Especialista alerta sobre risco de uso de celular

O diretor de um dos principais centros de pesquisa sobre o câncer dos Estados Unidos emitiu um alerta aos seus funcionários sobre os riscos do uso de telefones celulares. O comunicado foi elaborado por Ronald Herberman, diretor do Instituto de Câncer da Universidade de Pittsburgh.

BBC Brasil |

Herberman afirmou que, apesar de nenhum estudo acadêmico confirmar a relação entre o uso de celulares e o risco de tumores no cérebro, os usuários não devem esperar uma pesquisa conclusiva para começar a tomar certas precauções.

"Dada a falta de provas definitivas sobre os efeitos cancerígenos da radiação magnética emitida pelos celulares, não podemos falar em medidas preventivas, mas em simples medidas de precaução", diz o alerta.

Além do alerta, Herberman emitiu ainda um comunicado, assinado por 20 especialistas internacionais com algumas precauções sobre o uso dos telefones celulares.

Entre as ações aconselhadas pelos especialistas está a de permitir o uso de celulares por crianças apenas em casos de emergência, tentar manter o aparelho longe do corpo enquanto guardado e usar o viva-voz sempre que possível.

Herberman alerta ainda para que as pessoas usem o celular apenas para conversas rápidas, já que os efeitos biológicos estariam "diretamente relacionados ao tempo de exposição".

Estudos
O diretor afirma que decidiu emitir o alerta com base em informações ainda não publicadas sobre os efeitos do uso dos aparelhos celulares.

As informações preliminares seriam do estudo internacional Interphone, que envolve 13 países.

"Apesar das provas ainda causarem controvérsia, estou convencido de que há informações suficientes para emitir um alerta para que tomemos precauções sobre o uso do telefone celular", disse Herberman.

No ano passado, um estudo realizado durante seis anos afirmou que o uso dos celulares não causava nenhum efeito, a curto prazo, no cérebro ou no funcionamento das células.

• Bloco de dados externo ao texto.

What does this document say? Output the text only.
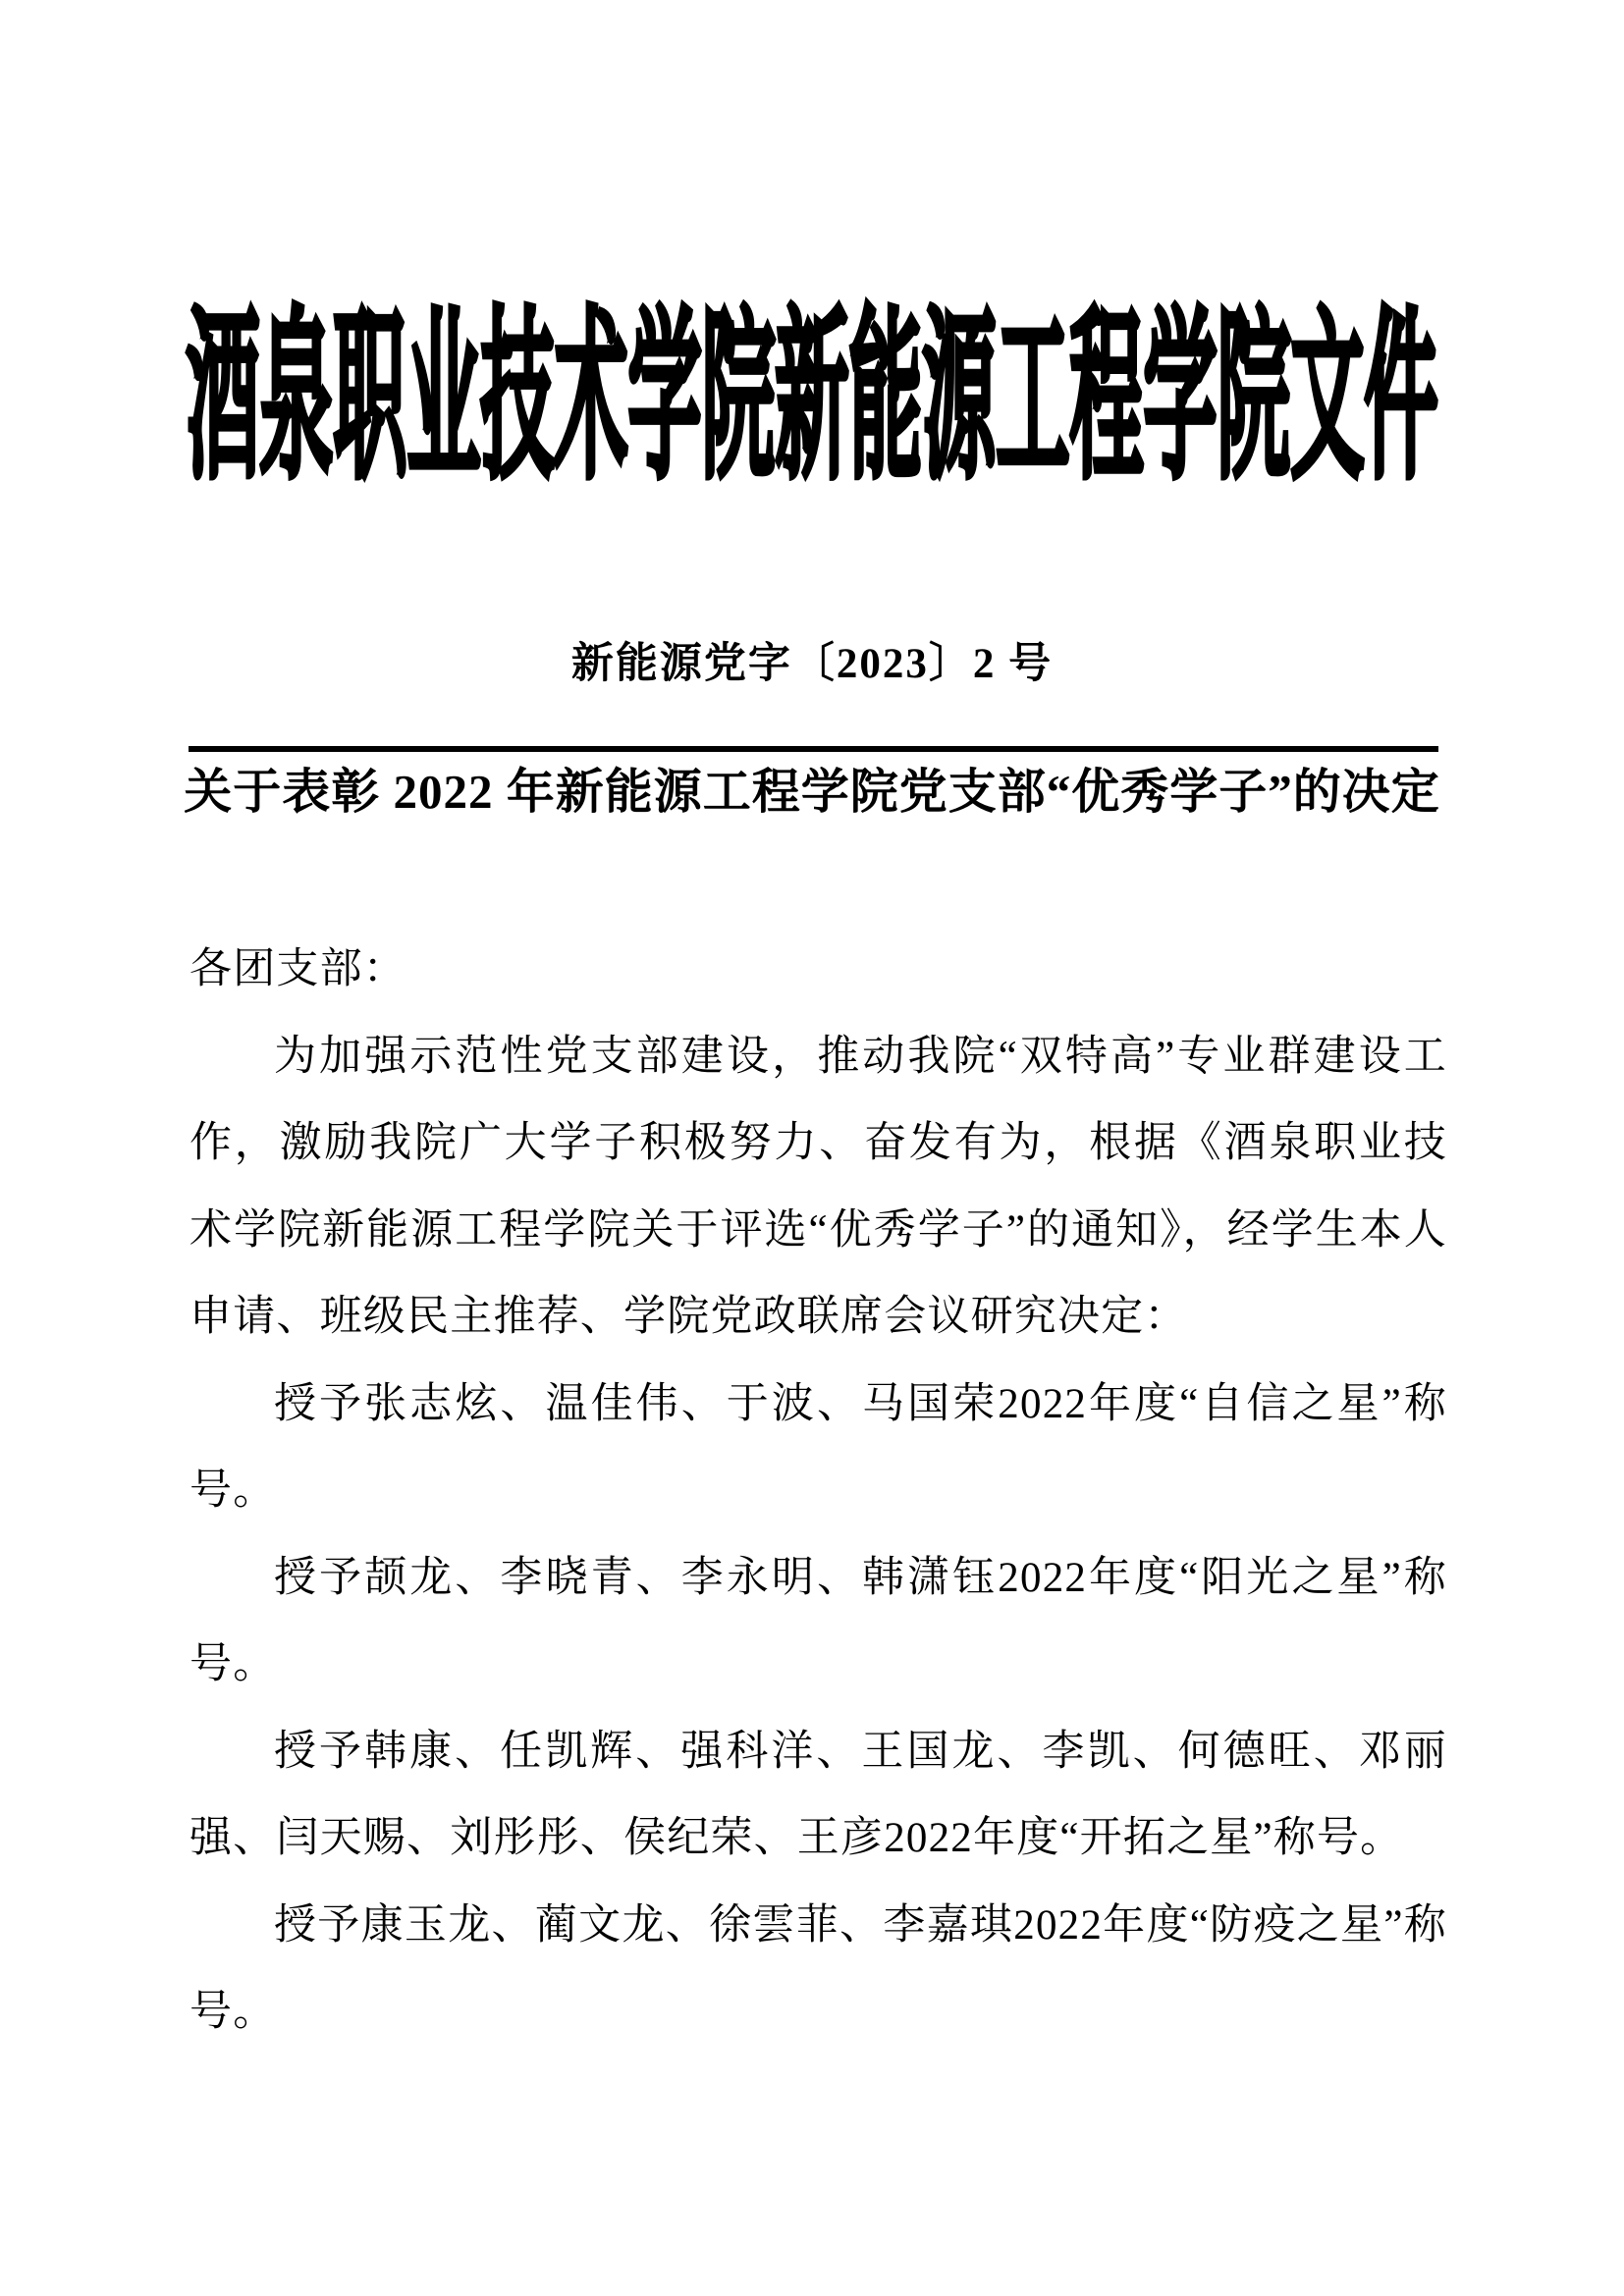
酒泉职业技术学院新能源工程学院文件
新能源党字〔2023〕2 号
关于表彰 2022 年新能源工程学院党支部“优秀学子”的决定

各团支部：

为加强示范性党支部建设，推动我院“双特高”专业群建设工作，激励我院广大学子积极努力、奋发有为，根据《酒泉职业技术学院新能源工程学院关于评选“优秀学子”的通知》，经学生本人申请、班级民主推荐、学院党政联席会议研究决定：

授予张志炫、温佳伟、于波、马国荣2022年度“自信之星”称号。

授予颉龙、李晓青、李永明、韩潇钰2022年度“阳光之星”称号。

授予韩康、任凯辉、强科洋、王国龙、李凯、何德旺、邓丽强、闫天赐、刘彤彤、侯纪荣、王彦2022年度“开拓之星”称号。

授予康玉龙、蔺文龙、徐雲菲、李嘉琪2022年度“防疫之星”称号。
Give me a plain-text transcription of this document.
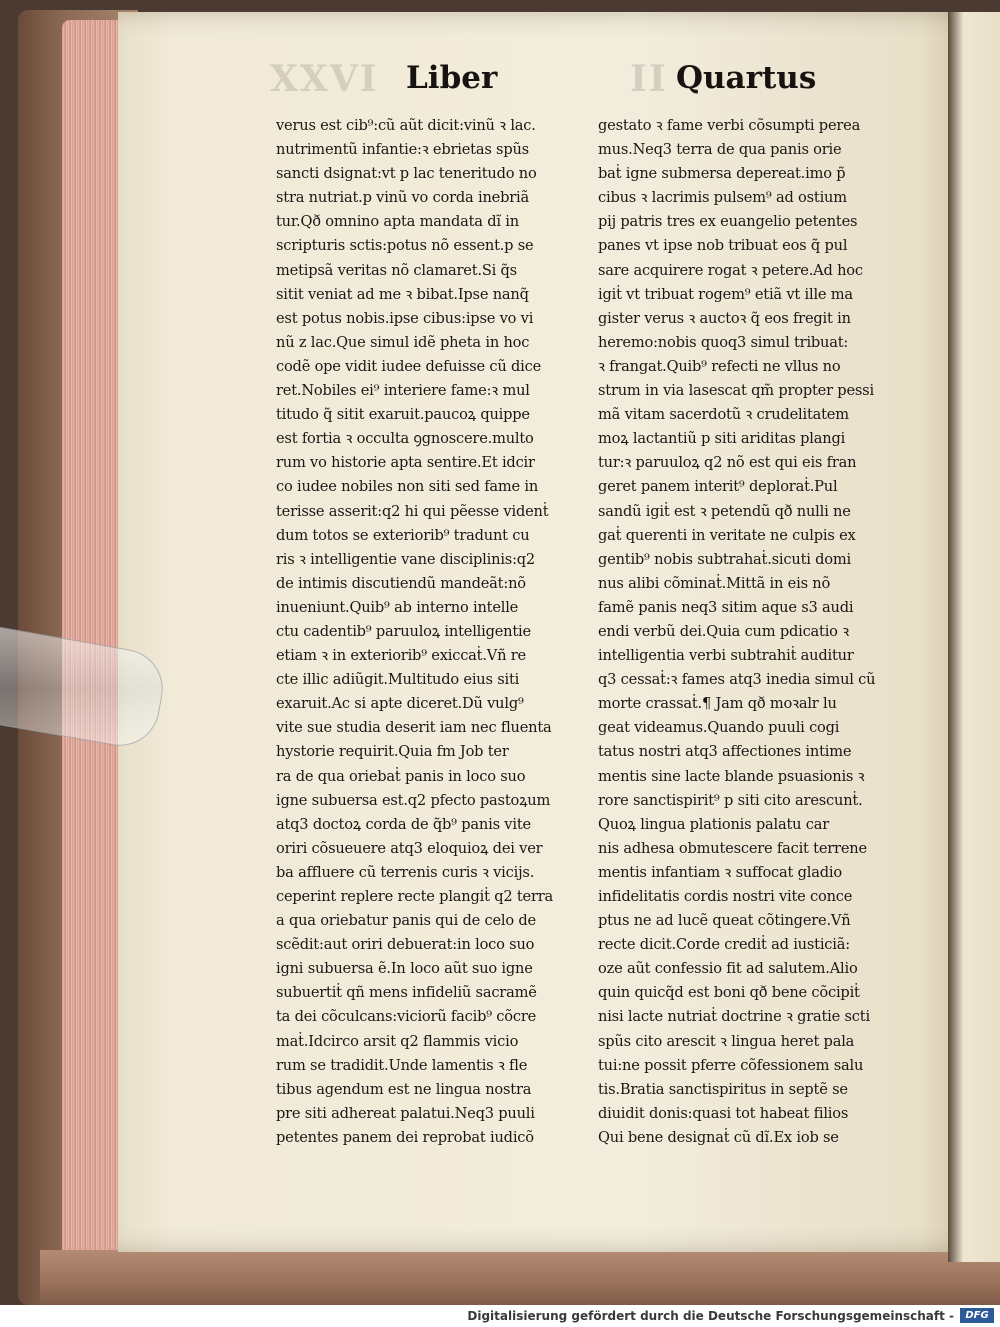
XXVI	II
Liber	Quartus
verus est cib⁹:cũ aũt dicit:vinũ ꝛ lac.
nutrimentũ infantie:ꝛ ebrietas spũs
sancti dsignat:vt p lac teneritudo no
stra nutriat.p vinũ vo corda inebriã
tur.Qð omnino apta mandata dĩ in
scripturis sctis:potus nõ essent.p se
metipsã veritas nõ clamaret.Si q̃s
sitit veniat ad me ꝛ bibat.Ipse nanq̃
est potus nobis.ipse cibus:ipse vo vi
nũ z lac.Que simul idẽ pheta in hoc
codẽ ope vidit iudee defuisse cũ dice
ret.Nobiles ei⁹ interiere fame:ꝛ mul
titudo q̃ sitit exaruit.paucoꝝ quippe
est fortia ꝛ occulta ꝯgnoscere.multo
rum vo historie apta sentire.Et idcir
co iudee nobiles non siti sed fame in
terisse asserit:q2 hi qui pẽesse videnṫ
dum totos se exteriorib⁹ tradunt cu
ris ꝛ intelligentie vane disciplinis:q2
de intimis discutiendũ mandeãt:nõ
inueniunt.Quib⁹ ab interno intelle
ctu cadentib⁹ paruuloꝝ intelligentie
etiam ꝛ in exteriorib⁹ exiccaṫ.Vñ re
cte illic adiũgit.Multitudo eius siti
exaruit.Ac si apte diceret.Dũ vulg⁹
vite sue studia deserit iam nec fluenta
hystorie requirit.Quia fm Job ter
ra de qua oriebaṫ panis in loco suo
igne subuersa est.q2 pfecto pastoꝝum
atq3 doctoꝝ corda de q̃b⁹ panis vite
oriri cõsueuere atq3 eloquioꝝ dei ver
ba affluere cũ terrenis curis ꝛ vicijs.
ceperint replere recte plangiṫ q2 terra
a qua oriebatur panis qui de celo de
scẽdit:aut oriri debuerat:in loco suo
igni subuersa ẽ.In loco aũt suo igne
subuertiṫ qñ mens infideliũ sacramẽ
ta dei cõculcans:viciorũ facib⁹ cõcre
maṫ.Idcirco arsit q2 flammis vicio
rum se tradidit.Unde lamentis ꝛ fle
tibus agendum est ne lingua nostra
pre siti adhereat palatui.Neq3 puuli
petentes panem dei reprobat iudicõ
gestato ꝛ fame verbi cõsumpti perea
mus.Neq3 terra de qua panis orie
baṫ igne submersa depereat.imo p̃
cibus ꝛ lacrimis pulsem⁹ ad ostium
pij patris tres ex euangelio petentes
panes vt ipse nob tribuat eos q̃ pul
sare acquirere rogat ꝛ petere.Ad hoc
igiṫ vt tribuat rogem⁹ etiã vt ille ma
gister verus ꝛ auctoꝛ q̃ eos fregit in
heremo:nobis quoq3 simul tribuat:
ꝛ frangat.Quib⁹ refecti ne vllus no
strum in via lasescat qm̃ propter pessi
mã vitam sacerdotũ ꝛ crudelitatem
moꝝ lactantiũ p siti ariditas plangi
tur:ꝛ paruuloꝝ q2 nõ est qui eis fran
geret panem interit⁹ deploraṫ.Pul
sandũ igiṫ est ꝛ petendũ qð nulli ne
gaṫ querenti in veritate ne culpis ex
gentib⁹ nobis subtrahaṫ.sicuti domi
nus alibi cõminaṫ.Mittã in eis nõ
famẽ panis neq3 sitim aque s3 audi
endi verbũ dei.Quia cum pdicatio ꝛ
intelligentia verbi subtrahiṫ auditur
q3 cessaṫ:ꝛ fames atq3 inedia simul cũ
morte crassaṫ.¶ Jam qð moꝛalr lu
geat videamus.Quando puuli cogi
tatus nostri atq3 affectiones intime
mentis sine lacte blande psuasionis ꝛ
rore sanctispirit⁹ p siti cito arescunṫ.
Quoꝝ lingua plationis palatu car
nis adhesa obmutescere facit terrene
mentis infantiam ꝛ suffocat gladio
infidelitatis cordis nostri vite conce
ptus ne ad lucẽ queat cõtingere.Vñ
recte dicit.Corde crediṫ ad iusticiã:
oze aũt confessio fit ad salutem.Alio
quin quicq̃d est boni qð bene cõcipiṫ
nisi lacte nutriaṫ doctrine ꝛ gratie scti
spũs cito arescit ꝛ lingua heret pala
tui:ne possit pferre cõfessionem salu
tis.Bratia sanctispiritus in septẽ se
diuidit donis:quasi tot habeat filios
Qui bene designaṫ cũ dĩ.Ex iob se
Digitalisierung gefördert durch die Deutsche Forschungsgemeinschaft -	DFG
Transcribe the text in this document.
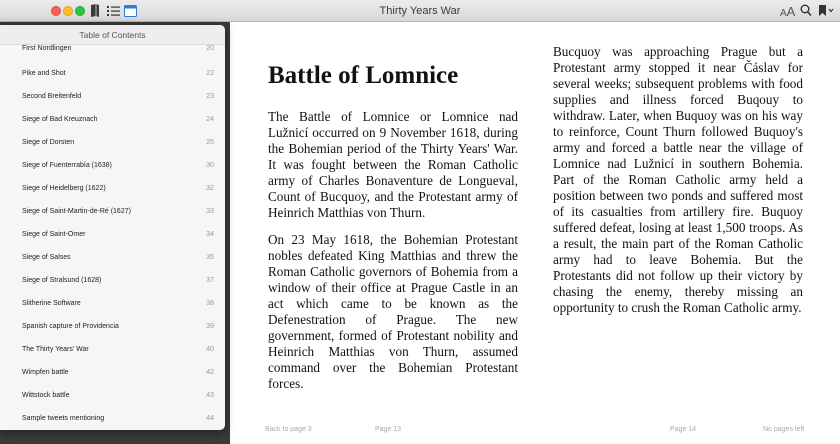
Thirty Years War	AA
Battle of Lomnice

The Battle of Lomnice or Lomnice nad Lužnicí occurred on 9 November 1618, during the Bohemian period of the Thirty Years' War. It was fought between the Roman Catholic army of Charles Bonaventure de Longueval, Count of Bucquoy, and the Protestant army of Heinrich Matthias von Thurn.

On 23 May 1618, the Bohemian Protestant nobles defeated King Matthias and threw the Roman Catholic governors of Bohemia from a window of their office at Prague Castle in an act which came to be known as the Defenestration of Prague. The new government, formed of Protestant nobility and Heinrich Matthias von Thurn, assumed command over the Bohemian Protestant forces.

Bucquoy was approaching Prague but a Protestant army stopped it near Čáslav for several weeks; subsequent problems with food supplies and illness forced Buqouy to withdraw. Later, when Buquoy was on his way to reinforce, Count Thurn followed Buquoy's army and forced a battle near the village of Lomnice nad Lužnicí in southern Bohemia. Part of the Roman Catholic army held a position between two ponds and suffered most of its casualties from artillery fire. Buquoy suffered defeat, losing at least 1,500 troops. As a result, the main part of the Roman Catholic army had to leave Bohemia. But the Protestants did not follow up their victory by chasing the enemy, thereby missing an opportunity to crush the Roman Catholic army.

Back to page 3	Page 13	Page 14	No pages left
Table of Contents
First Nordlingen	20
Pike and Shot	22
Second Breitenfeld	23
Siege of Bad Kreuznach	24
Siege of Dorsten	25
Siege of Fuenterrabía (1638)	30
Siege of Heidelberg (1622)	32
Siege of Saint-Martin-de-Ré (1627)	33
Siege of Saint-Omer	34
Siege of Salses	35
Siege of Stralsund (1628)	37
Slitherine Software	38
Spanish capture of Providencia	39
The Thirty Years' War	40
Wimpfen battle	42
Wittstock battle	43
Sample tweets mentioning	44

No entanto, o Programa Britânico de Pesquisa em Telecomunicação Móvel e Saúde, afirmou que havia um indício de um risco maior a longo prazo e que sua pesquisa iria avaliar os efeitos durante um período de 10 anos.

Segundo o diretor do Programa, Lawrie Challis, "não podemos eliminar a possibilidade, neste momento, de que o câncer pode aparecer em alguns anos".

Um outro estudo realizado na Grã-Bretanha em 2005 sugeriu que o uso dos celulares por crianças deveria ser limitado como precaução. Além disso, a pesquisa aconselhava que menores de oito anos de idade não deveriam usar os aparelhos.

Os telefones celulares emitem radiações eletromagnéticas que podem penetrar o cérebro humano e a preocupação de alguns ativistas é a de que isso poderia causar sérios danos à saúde.

Uma análise realizada neste ano pela Universidade de Utah, nos EUA, observou milhares de pacientes com tumor no cérebro e não identificou nenhum aumento no risco como resultado do uso dos aparelhos celulares.

No entanto, o estudo afirmou que os efeitos do uso a longo prazo ainda aguardam a confirmação de pesquisas futuras.

Estudos recentes na França e Dinamarca também não identificaram aumento no risco de câncer pelo uso dos aparelhos.

Entretanto, uma pesquisa feita com 500 israelenses neste ano aponta que o uso dos celulares pode estar vinculado a um aumento no risco de desenvolver câncer nas glândulas salivares.